Es sind zwei kurze Sätze, die in Deutschland in den vergangenen Wochen Schlagzeilen gemacht haben, und die zeigen, wie es in diesem Trio rumort. Nach den gescheiterten Jamaika-Verhandlungen war es Merkel, der laut Bild schnell klar war, dass der Rückzug der FDP ihr galt: „Die wollen mich weghaben“, soll die CDU-Chefin in kleiner Runde gesagt haben. Wenig später spekulierte die FDP-Prominenz tatsächlich über eine Koalition mit der CDU - aber ohne Merkel.

GroKo-Sondierungen: Merkel, Seehofer und Schulz steht Schicksalsnacht bevor

Erst in der vergangenen Woche enthüllte die Bild einen weiteren Satz, der tief blicken lässt. Diesmal in das Innenleben des SPD-Vorsitzenden. Bei einem Gespräch zwischen Schulz, Merkel und Seehofer sagte Erstgenannter demnach: „Wenn das (die GroKo; Anm. d. Red.) schiefgeht, ist meine politische Karriere zu Ende.“ CSU-Chef Horst Seehofer habe daraufhin erwidert: „Nicht nur deine." Bestätigt ist das nicht, zu glauben wäre es aber.

Martin Schulz:

Man benötigt nicht viel Fantasie um zu erkennen, dass Schulz unter Druck steht.

Nach seinem rasanten Aufstieg zum SPD-Parteichef mit 100-prozentiger Zustimmung und Spitzenkandidaten für die Bundestagswahl hat sich Schulz nun gleich mehrfach vergaloppiert. Nach den verlorenen Wahlen legte er sich allzu rasch auf eine Oppositionsrolle der SPD fest, ehe er die Rolle rückwärts machte und doch Bereitschaft zeigte mitzuregieren. Klar wollte Schulz „ergebnisoffen“ in die Sondierungen gehen, ein Scheitern der GroKo-Verhandlungen, würde aber wohl Schulz' letzte Option aufbrauchen. Denn eine Minderheitsregierung wird die Union wohl nicht mitmachen. Bei Neuwahlen dürfte wohl nicht Schulz erneut an der Spitze die Wahlschlappe aus dem September ausmerzen.

GroKo-Sondierungen: Deutsche glauben laut Umfrage an verfrühtes Regierungsende Merkels

Und selbst, wenn er die Sondierungen erfolgreich abschließt: Schulz muss das Papier noch durch den SPD-Parteitag und später durch die Mitgliederbefragung bringen. Vor allem die Jusos machen ihm das Leben bei einer Einigung auf eine große Koalition schwer. Schon jetzt werben sie allerorts mit #NoGroKo.
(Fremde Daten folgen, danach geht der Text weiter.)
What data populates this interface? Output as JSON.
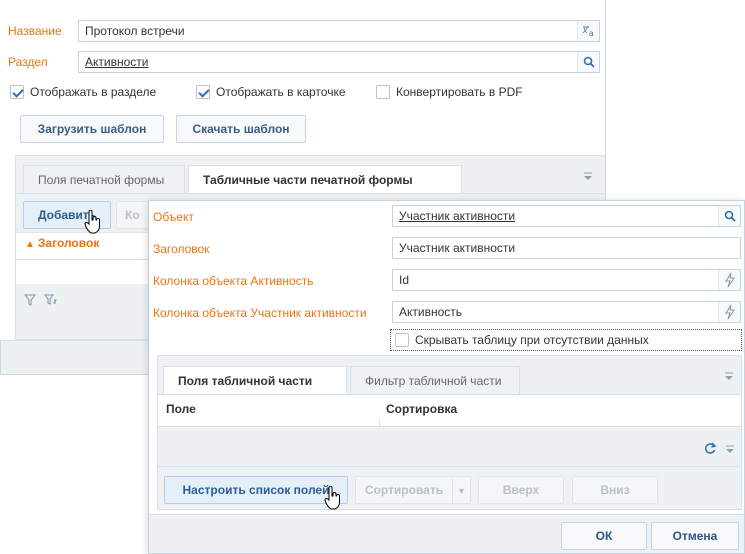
{
  "back_dialog": {
    "name_label": "Название",
    "name_value": "Протокол встречи",
    "section_label": "Раздел",
    "section_value": "Активности",
    "checkboxes": [
      {
        "label": "Отображать в разделе",
        "checked": true
      },
      {
        "label": "Отображать в карточке",
        "checked": true
      },
      {
        "label": "Конвертировать в PDF",
        "checked": false
      }
    ],
    "upload_template_button": "Загрузить шаблон",
    "download_template_button": "Скачать шаблон",
    "tabs": [
      {
        "label": "Поля печатной формы",
        "active": false
      },
      {
        "label": "Табличные части печатной формы",
        "active": true
      }
    ],
    "add_button": "Добавить",
    "partial_button": "Ко",
    "column_header": "Заголовок"
  },
  "front_dialog": {
    "fields": [
      {
        "label": "Объект",
        "value": "Участник активности"
      },
      {
        "label": "Заголовок",
        "value": "Участник активности"
      },
      {
        "label": "Колонка объекта Активность",
        "value": "Id"
      },
      {
        "label": "Колонка объекта Участник активности",
        "value": "Активность"
      }
    ],
    "hide_table_checkbox": {
      "label": "Скрывать таблицу при отсутствии данных",
      "checked": false
    },
    "tabs": [
      {
        "label": "Поля табличной части",
        "active": true
      },
      {
        "label": "Фильтр табличной части",
        "active": false
      }
    ],
    "grid_columns": [
      "Поле",
      "Сортировка"
    ],
    "configure_fields_button": "Настроить список полей",
    "sort_button": "Сортировать",
    "up_button": "Вверх",
    "down_button": "Вниз",
    "ok_button": "ОК",
    "cancel_button": "Отмена"
  },
  "colors": {
    "label_orange": "#f0730f",
    "accent_blue": "#2f6eb5",
    "panel_gray": "#eef1f4"
  }
}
Hinzu kommt, dass sich Schulz im Umfragetief befindet, ja sogar zum Verlierer des Jahres 2017 gewählt wurde. Seine Ausgangslage ist denkbar schlecht. Schwer vorstellbar, dass er das Scheitern der Sondierungen politisch überleben würde.

Angela Merkel:

Laut einer neuen Umfrage glaubt nun auch die Mehrheit der Deutschen an einen vorzeitigen Merkel-Abschied. In Kanzleramtschef Peter Altmaier und Thomas de Maizière stünden demnach schon die passenden Nachfolger parat. Doch auch dem aufstrebenden Jens Spahn werden Chancen eingeräumt.

Scheitert die GroKo, scheitert wohl auch Merkel. Auch wenn echte Alternativen zu ihr in der CDU fehlen. Zwar hat Merkel angekündigt, im Falle von Neuwahlen wieder antreten zu wollen, doch das darf eher als notwendige Aussage angesehen werden, um die eigene Position nicht schon im Vorfeld der Verhandlungen zu schwächen.
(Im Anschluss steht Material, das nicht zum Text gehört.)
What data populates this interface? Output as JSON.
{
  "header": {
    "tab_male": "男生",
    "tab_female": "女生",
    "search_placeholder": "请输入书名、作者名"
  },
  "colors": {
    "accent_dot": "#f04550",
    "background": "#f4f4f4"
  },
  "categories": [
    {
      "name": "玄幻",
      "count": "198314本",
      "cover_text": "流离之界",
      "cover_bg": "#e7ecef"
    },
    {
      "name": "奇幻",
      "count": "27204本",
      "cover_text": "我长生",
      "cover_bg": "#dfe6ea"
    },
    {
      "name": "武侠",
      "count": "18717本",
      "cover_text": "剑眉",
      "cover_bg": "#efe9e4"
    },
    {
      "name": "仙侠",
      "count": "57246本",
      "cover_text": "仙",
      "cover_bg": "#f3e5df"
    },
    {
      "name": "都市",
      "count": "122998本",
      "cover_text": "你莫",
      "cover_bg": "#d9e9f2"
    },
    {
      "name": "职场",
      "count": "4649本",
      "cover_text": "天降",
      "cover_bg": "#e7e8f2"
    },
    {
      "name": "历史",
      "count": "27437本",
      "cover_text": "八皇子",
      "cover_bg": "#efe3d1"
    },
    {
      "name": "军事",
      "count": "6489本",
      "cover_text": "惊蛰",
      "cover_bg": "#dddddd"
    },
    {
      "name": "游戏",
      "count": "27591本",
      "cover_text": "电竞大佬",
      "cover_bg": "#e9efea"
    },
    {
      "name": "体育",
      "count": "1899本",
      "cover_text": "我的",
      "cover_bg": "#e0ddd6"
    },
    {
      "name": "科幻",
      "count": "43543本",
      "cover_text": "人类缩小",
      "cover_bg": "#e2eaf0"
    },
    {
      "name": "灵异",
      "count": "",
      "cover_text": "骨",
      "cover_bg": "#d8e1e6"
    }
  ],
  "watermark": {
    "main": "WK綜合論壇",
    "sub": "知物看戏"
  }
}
GroKo-Sondierungen: Seehofer wäre ein Parteichef ohne Mandat

Laut Bild ist eine Minderheitsregierung mit ihr nicht zu machen. Getriebene von wechselnden Mehrheiten im Parlament zu sein, sei nicht ihre Vorstellung einer stabilen Regierung, heißt es in ihrem Umkreis. Es würde Deutschlands Position in Europa wohl zudem erheblich Schaden zufügen.

Horst Seehofer:

Der CSU-Chef hat sich im Machtkampf mit Markus Söder über Jahre und speziell seit September aufgerieben. Er hat ihn nun verloren und gibt sein Amt des Ministerpräsidenten Anfang 2018 ab. Seehofer lehnt sich für die GroKo sehr weit aus dem Fenster, will sie unbedingt. Auch weil es seine letzte Chance auf ein Spitzenamt in Berlin ist?
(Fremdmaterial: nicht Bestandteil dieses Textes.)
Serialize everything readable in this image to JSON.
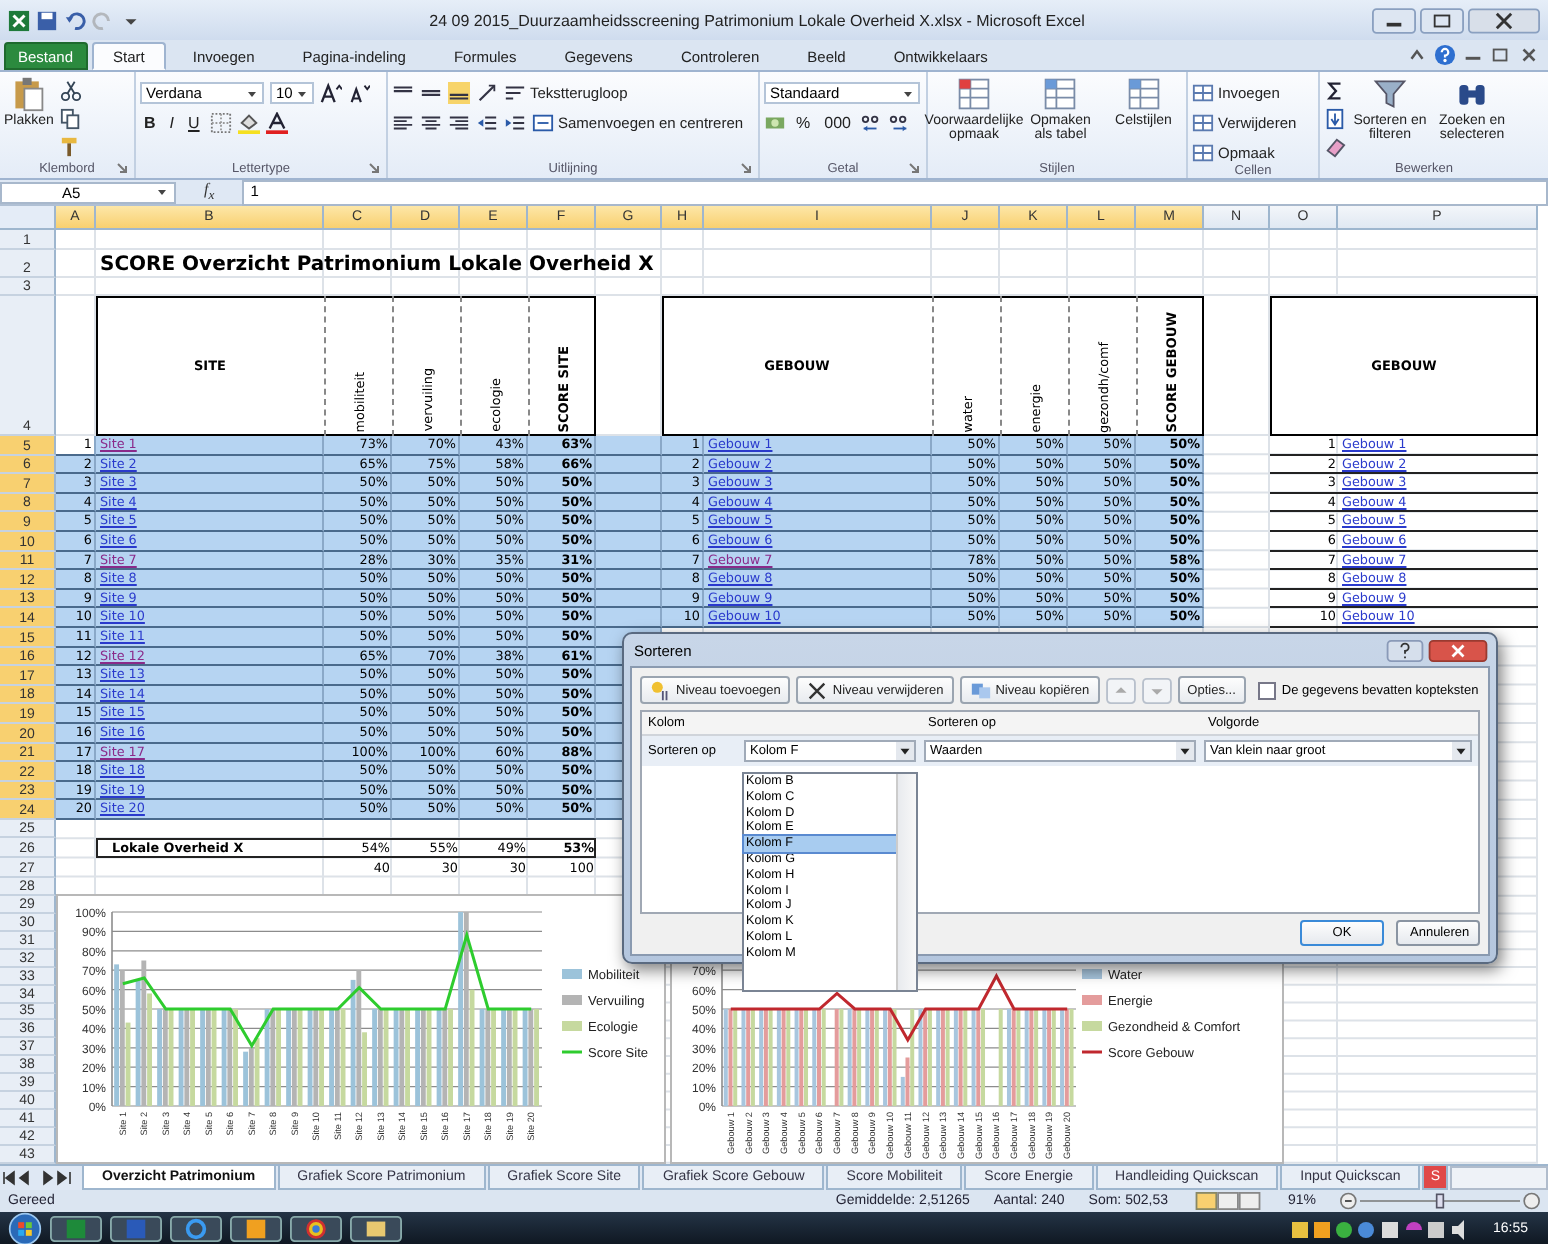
{
  "window": {
    "title": "24 09 2015_Duurzaamheidsscreening Patrimonium Lokale Overheid X.xlsx - Microsoft Excel"
  },
  "ribbon_tabs": [
    {
      "label": "Bestand",
      "kind": "file",
      "selected": false
    },
    {
      "label": "Start",
      "kind": "tab",
      "selected": true
    },
    {
      "label": "Invoegen",
      "kind": "tab",
      "selected": false
    },
    {
      "label": "Pagina-indeling",
      "kind": "tab",
      "selected": false
    },
    {
      "label": "Formules",
      "kind": "tab",
      "selected": false
    },
    {
      "label": "Gegevens",
      "kind": "tab",
      "selected": false
    },
    {
      "label": "Controleren",
      "kind": "tab",
      "selected": false
    },
    {
      "label": "Beeld",
      "kind": "tab",
      "selected": false
    },
    {
      "label": "Ontwikkelaars",
      "kind": "tab",
      "selected": false
    }
  ],
  "ribbon": {
    "clipboard": {
      "label": "Klembord",
      "paste": "Plakken"
    },
    "font": {
      "label": "Lettertype",
      "family": "Verdana",
      "size": "10",
      "bold": "B",
      "italic": "I",
      "underline": "U"
    },
    "alignment": {
      "label": "Uitlijning",
      "wrap": "Tekstterugloop",
      "merge": "Samenvoegen en centreren"
    },
    "number": {
      "label": "Getal",
      "format": "Standaard",
      "percent": "%",
      "thousands": "000"
    },
    "styles": {
      "label": "Stijlen",
      "buttons": [
        "Voorwaardelijke opmaak",
        "Opmaken als tabel",
        "Celstijlen"
      ]
    },
    "cells": {
      "label": "Cellen",
      "buttons": [
        "Invoegen",
        "Verwijderen",
        "Opmaak"
      ]
    },
    "editing": {
      "label": "Bewerken",
      "buttons": [
        "Sorteren en filteren",
        "Zoeken en selecteren"
      ]
    }
  },
  "formula_bar": {
    "name_box": "A5",
    "function_label": "f$_{x}$",
    "value": "1"
  },
  "sheet": {
    "columns": [
      "A",
      "B",
      "C",
      "D",
      "E",
      "F",
      "G",
      "H",
      "I",
      "J",
      "K",
      "L",
      "M",
      "N",
      "O",
      "P"
    ],
    "row_numbers": [
      "1",
      "2",
      "3",
      "4",
      "5",
      "6",
      "7",
      "8",
      "9",
      "10",
      "11",
      "12",
      "13",
      "14",
      "15",
      "16",
      "17",
      "18",
      "19",
      "20",
      "21",
      "22",
      "23",
      "24",
      "25",
      "26",
      "27",
      "28",
      "29",
      "30",
      "31",
      "32",
      "33",
      "34",
      "35",
      "36",
      "37",
      "38",
      "39",
      "40",
      "41",
      "42",
      "43"
    ],
    "title": "SCORE Overzicht Patrimonium Lokale Overheid X",
    "site_table": {
      "headers": [
        "SITE",
        "mobiliteit",
        "vervuiling",
        "ecologie",
        "SCORE SITE"
      ],
      "rows": [
        {
          "nr": "1",
          "name": "Site 1",
          "visited": true,
          "selected": true,
          "active": true,
          "values": [
            "73%",
            "70%",
            "43%",
            "63%"
          ]
        },
        {
          "nr": "2",
          "name": "Site 2",
          "visited": false,
          "selected": true,
          "active": false,
          "values": [
            "65%",
            "75%",
            "58%",
            "66%"
          ]
        },
        {
          "nr": "3",
          "name": "Site 3",
          "visited": false,
          "selected": true,
          "active": false,
          "values": [
            "50%",
            "50%",
            "50%",
            "50%"
          ]
        },
        {
          "nr": "4",
          "name": "Site 4",
          "visited": false,
          "selected": true,
          "active": false,
          "values": [
            "50%",
            "50%",
            "50%",
            "50%"
          ]
        },
        {
          "nr": "5",
          "name": "Site 5",
          "visited": false,
          "selected": true,
          "active": false,
          "values": [
            "50%",
            "50%",
            "50%",
            "50%"
          ]
        },
        {
          "nr": "6",
          "name": "Site 6",
          "visited": false,
          "selected": true,
          "active": false,
          "values": [
            "50%",
            "50%",
            "50%",
            "50%"
          ]
        },
        {
          "nr": "7",
          "name": "Site 7",
          "visited": true,
          "selected": true,
          "active": false,
          "values": [
            "28%",
            "30%",
            "35%",
            "31%"
          ]
        },
        {
          "nr": "8",
          "name": "Site 8",
          "visited": false,
          "selected": true,
          "active": false,
          "values": [
            "50%",
            "50%",
            "50%",
            "50%"
          ]
        },
        {
          "nr": "9",
          "name": "Site 9",
          "visited": false,
          "selected": true,
          "active": false,
          "values": [
            "50%",
            "50%",
            "50%",
            "50%"
          ]
        },
        {
          "nr": "10",
          "name": "Site 10",
          "visited": false,
          "selected": true,
          "active": false,
          "values": [
            "50%",
            "50%",
            "50%",
            "50%"
          ]
        },
        {
          "nr": "11",
          "name": "Site 11",
          "visited": false,
          "selected": true,
          "active": false,
          "values": [
            "50%",
            "50%",
            "50%",
            "50%"
          ]
        },
        {
          "nr": "12",
          "name": "Site 12",
          "visited": true,
          "selected": true,
          "active": false,
          "values": [
            "65%",
            "70%",
            "38%",
            "61%"
          ]
        },
        {
          "nr": "13",
          "name": "Site 13",
          "visited": false,
          "selected": true,
          "active": false,
          "values": [
            "50%",
            "50%",
            "50%",
            "50%"
          ]
        },
        {
          "nr": "14",
          "name": "Site 14",
          "visited": false,
          "selected": true,
          "active": false,
          "values": [
            "50%",
            "50%",
            "50%",
            "50%"
          ]
        },
        {
          "nr": "15",
          "name": "Site 15",
          "visited": false,
          "selected": true,
          "active": false,
          "values": [
            "50%",
            "50%",
            "50%",
            "50%"
          ]
        },
        {
          "nr": "16",
          "name": "Site 16",
          "visited": false,
          "selected": true,
          "active": false,
          "values": [
            "50%",
            "50%",
            "50%",
            "50%"
          ]
        },
        {
          "nr": "17",
          "name": "Site 17",
          "visited": true,
          "selected": true,
          "active": false,
          "values": [
            "100%",
            "100%",
            "60%",
            "88%"
          ]
        },
        {
          "nr": "18",
          "name": "Site 18",
          "visited": false,
          "selected": true,
          "active": false,
          "values": [
            "50%",
            "50%",
            "50%",
            "50%"
          ]
        },
        {
          "nr": "19",
          "name": "Site 19",
          "visited": false,
          "selected": true,
          "active": false,
          "values": [
            "50%",
            "50%",
            "50%",
            "50%"
          ]
        },
        {
          "nr": "20",
          "name": "Site 20",
          "visited": false,
          "selected": true,
          "active": false,
          "values": [
            "50%",
            "50%",
            "50%",
            "50%"
          ]
        }
      ],
      "total": {
        "label": "Lokale Overheid X",
        "values": [
          "54%",
          "55%",
          "49%",
          "53%"
        ]
      },
      "weights": [
        "40",
        "30",
        "30",
        "100"
      ]
    },
    "building_table": {
      "headers": [
        "GEBOUW",
        "water",
        "energie",
        "gezondh/comf",
        "SCORE GEBOUW"
      ],
      "rows": [
        {
          "nr": "1",
          "name": "Gebouw 1",
          "visited": false,
          "selected": true,
          "values": [
            "50%",
            "50%",
            "50%",
            "50%"
          ]
        },
        {
          "nr": "2",
          "name": "Gebouw 2",
          "visited": false,
          "selected": true,
          "values": [
            "50%",
            "50%",
            "50%",
            "50%"
          ]
        },
        {
          "nr": "3",
          "name": "Gebouw 3",
          "visited": false,
          "selected": true,
          "values": [
            "50%",
            "50%",
            "50%",
            "50%"
          ]
        },
        {
          "nr": "4",
          "name": "Gebouw 4",
          "visited": false,
          "selected": true,
          "values": [
            "50%",
            "50%",
            "50%",
            "50%"
          ]
        },
        {
          "nr": "5",
          "name": "Gebouw 5",
          "visited": false,
          "selected": true,
          "values": [
            "50%",
            "50%",
            "50%",
            "50%"
          ]
        },
        {
          "nr": "6",
          "name": "Gebouw 6",
          "visited": false,
          "selected": true,
          "values": [
            "50%",
            "50%",
            "50%",
            "50%"
          ]
        },
        {
          "nr": "7",
          "name": "Gebouw 7",
          "visited": true,
          "selected": true,
          "values": [
            "78%",
            "50%",
            "50%",
            "58%"
          ]
        },
        {
          "nr": "8",
          "name": "Gebouw 8",
          "visited": false,
          "selected": true,
          "values": [
            "50%",
            "50%",
            "50%",
            "50%"
          ]
        },
        {
          "nr": "9",
          "name": "Gebouw 9",
          "visited": false,
          "selected": true,
          "values": [
            "50%",
            "50%",
            "50%",
            "50%"
          ]
        },
        {
          "nr": "10",
          "name": "Gebouw 10",
          "visited": false,
          "selected": true,
          "values": [
            "50%",
            "50%",
            "50%",
            "50%"
          ]
        }
      ]
    },
    "building_list": {
      "header": "GEBOUW",
      "rows": [
        {
          "nr": "1",
          "name": "Gebouw 1"
        },
        {
          "nr": "2",
          "name": "Gebouw 2"
        },
        {
          "nr": "3",
          "name": "Gebouw 3"
        },
        {
          "nr": "4",
          "name": "Gebouw 4"
        },
        {
          "nr": "5",
          "name": "Gebouw 5"
        },
        {
          "nr": "6",
          "name": "Gebouw 6"
        },
        {
          "nr": "7",
          "name": "Gebouw 7"
        },
        {
          "nr": "8",
          "name": "Gebouw 8"
        },
        {
          "nr": "9",
          "name": "Gebouw 9"
        },
        {
          "nr": "10",
          "name": "Gebouw 10"
        }
      ]
    }
  },
  "charts": [
    {
      "chart_data": {
        "type": "bar",
        "grid": true,
        "legend": true,
        "categories": [
          "Site 1",
          "Site 2",
          "Site 3",
          "Site 4",
          "Site 5",
          "Site 6",
          "Site 7",
          "Site 8",
          "Site 9",
          "Site 10",
          "Site 11",
          "Site 12",
          "Site 13",
          "Site 14",
          "Site 15",
          "Site 16",
          "Site 17",
          "Site 18",
          "Site 19",
          "Site 20"
        ],
        "ylim": [
          0,
          100
        ],
        "yticks": [
          {
            "value": 0,
            "label": "0%"
          },
          {
            "value": 10,
            "label": "10%"
          },
          {
            "value": 20,
            "label": "20%"
          },
          {
            "value": 30,
            "label": "30%"
          },
          {
            "value": 40,
            "label": "40%"
          },
          {
            "value": 50,
            "label": "50%"
          },
          {
            "value": 60,
            "label": "60%"
          },
          {
            "value": 70,
            "label": "70%"
          },
          {
            "value": 80,
            "label": "80%"
          },
          {
            "value": 90,
            "label": "90%"
          },
          {
            "value": 100,
            "label": "100%"
          }
        ],
        "series": [
          {
            "name": "Mobiliteit",
            "type": "bar",
            "color": "#9cc3da",
            "values": [
              73,
              65,
              50,
              50,
              50,
              50,
              28,
              50,
              50,
              50,
              50,
              65,
              50,
              50,
              50,
              50,
              100,
              50,
              50,
              50
            ]
          },
          {
            "name": "Vervuiling",
            "type": "bar",
            "color": "#b4b4b4",
            "values": [
              70,
              75,
              50,
              50,
              50,
              50,
              30,
              50,
              50,
              50,
              50,
              70,
              50,
              50,
              50,
              50,
              100,
              50,
              50,
              50
            ]
          },
          {
            "name": "Ecologie",
            "type": "bar",
            "color": "#c6d99f",
            "values": [
              43,
              58,
              50,
              50,
              50,
              50,
              35,
              50,
              50,
              50,
              50,
              38,
              50,
              50,
              50,
              50,
              60,
              50,
              50,
              50
            ]
          },
          {
            "name": "Score Site",
            "type": "line",
            "color": "#2ecc2e",
            "values": [
              63,
              66,
              50,
              50,
              50,
              50,
              31,
              50,
              50,
              50,
              50,
              61,
              50,
              50,
              50,
              50,
              88,
              50,
              50,
              50
            ]
          }
        ]
      }
    },
    {
      "chart_data": {
        "type": "bar",
        "grid": true,
        "legend": true,
        "categories": [
          "Gebouw 1",
          "Gebouw 2",
          "Gebouw 3",
          "Gebouw 4",
          "Gebouw 5",
          "Gebouw 6",
          "Gebouw 7",
          "Gebouw 8",
          "Gebouw 9",
          "Gebouw 10",
          "Gebouw 11",
          "Gebouw 12",
          "Gebouw 13",
          "Gebouw 14",
          "Gebouw 15",
          "Gebouw 16",
          "Gebouw 17",
          "Gebouw 18",
          "Gebouw 19",
          "Gebouw 20"
        ],
        "ylim": [
          0,
          100
        ],
        "yticks": [
          {
            "value": 0,
            "label": "0%"
          },
          {
            "value": 10,
            "label": "10%"
          },
          {
            "value": 20,
            "label": "20%"
          },
          {
            "value": 30,
            "label": "30%"
          },
          {
            "value": 40,
            "label": "40%"
          },
          {
            "value": 50,
            "label": "50%"
          },
          {
            "value": 60,
            "label": "60%"
          },
          {
            "value": 70,
            "label": "70%"
          }
        ],
        "series": [
          {
            "name": "Water",
            "type": "bar",
            "color": "#a8c6de",
            "values": [
              50,
              50,
              50,
              50,
              50,
              50,
              null,
              50,
              50,
              50,
              15,
              50,
              50,
              50,
              50,
              null,
              50,
              50,
              50,
              50
            ]
          },
          {
            "name": "Energie",
            "type": "bar",
            "color": "#e49c9c",
            "values": [
              50,
              50,
              50,
              50,
              50,
              50,
              50,
              50,
              50,
              50,
              25,
              50,
              50,
              50,
              50,
              null,
              50,
              50,
              50,
              50
            ]
          },
          {
            "name": "Gezondheid & Comfort",
            "type": "bar",
            "color": "#c6d99f",
            "values": [
              50,
              50,
              50,
              50,
              50,
              50,
              50,
              50,
              50,
              50,
              50,
              50,
              50,
              50,
              50,
              50,
              50,
              50,
              50,
              50
            ]
          },
          {
            "name": "Score Gebouw",
            "type": "line",
            "color": "#c0282e",
            "values": [
              50,
              50,
              50,
              50,
              50,
              50,
              58,
              50,
              50,
              50,
              34,
              50,
              50,
              50,
              50,
              67,
              50,
              50,
              50,
              50
            ]
          }
        ]
      }
    }
  ],
  "dialog": {
    "title": "Sorteren",
    "toolbar": [
      "Niveau toevoegen",
      "Niveau verwijderen",
      "Niveau kopiëren",
      "Opties..."
    ],
    "headers_checkbox": {
      "label": "De gegevens bevatten kopteksten",
      "checked": false
    },
    "columns": [
      "Kolom",
      "Sorteren op",
      "Volgorde"
    ],
    "row_label": "Sorteren op",
    "column_value": "Kolom F",
    "sort_on": "Waarden",
    "order": "Van klein naar groot",
    "dropdown_items": [
      {
        "label": "Kolom B",
        "selected": false
      },
      {
        "label": "Kolom C",
        "selected": false
      },
      {
        "label": "Kolom D",
        "selected": false
      },
      {
        "label": "Kolom E",
        "selected": false
      },
      {
        "label": "Kolom F",
        "selected": true
      },
      {
        "label": "Kolom G",
        "selected": false
      },
      {
        "label": "Kolom H",
        "selected": false
      },
      {
        "label": "Kolom I",
        "selected": false
      },
      {
        "label": "Kolom J",
        "selected": false
      },
      {
        "label": "Kolom K",
        "selected": false
      },
      {
        "label": "Kolom L",
        "selected": false
      },
      {
        "label": "Kolom M",
        "selected": false
      }
    ],
    "buttons": [
      "OK",
      "Annuleren"
    ]
  },
  "sheet_tabs": [
    {
      "label": "Overzicht Patrimonium",
      "selected": true
    },
    {
      "label": "Grafiek Score Patrimonium",
      "selected": false
    },
    {
      "label": "Grafiek Score Site",
      "selected": false
    },
    {
      "label": "Grafiek Score Gebouw",
      "selected": false
    },
    {
      "label": "Score Mobiliteit",
      "selected": false
    },
    {
      "label": "Score Energie",
      "selected": false
    },
    {
      "label": "Handleiding Quickscan",
      "selected": false
    },
    {
      "label": "Input Quickscan",
      "selected": false
    },
    {
      "label": "S",
      "selected": false,
      "color": "#e04848"
    }
  ],
  "status_bar": {
    "status": "Gereed",
    "average": "Gemiddelde: 2,51265",
    "count": "Aantal: 240",
    "sum": "Som: 502,53",
    "zoom": "91%",
    "zoom_slider": {
      "level": 0.5
    }
  },
  "taskbar": {
    "time": "16:55"
  }
}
Doch nicht nur das. Ohne GroKo wäre er ein Parteichef ohne Amt – und ohne Mandat. Denn auch seinen Stimmkreis für den Bayerischen Landtag wird er in diesem Jahr aufgeben.

Dazu haben die miesen Umfragewerte dem Christsozialen geschadet. Der Bayerntrend ließ Seehofer in der Beliebtheitsskala der Bürger abstürzen, die CSU befindet sich im 20-Jahrestief.

Ein zähes Ringen, an dessen Ende so manche Politikkarriere scheitern könnte.

Bis spätestens Freitagnacht soll klar sein, ob die Parteispitzen ihren Gremien Koalitionsverhandlungen empfehlen. Bis dahin gilt: Bei allen persönlichen Schicksalen werden die Forderungen und Vorstellungen der Parteien im Vordergrund stehen. Es wird ein zähes Ringen, an dessen Ende so manche Politikkarriere scheitern könnte.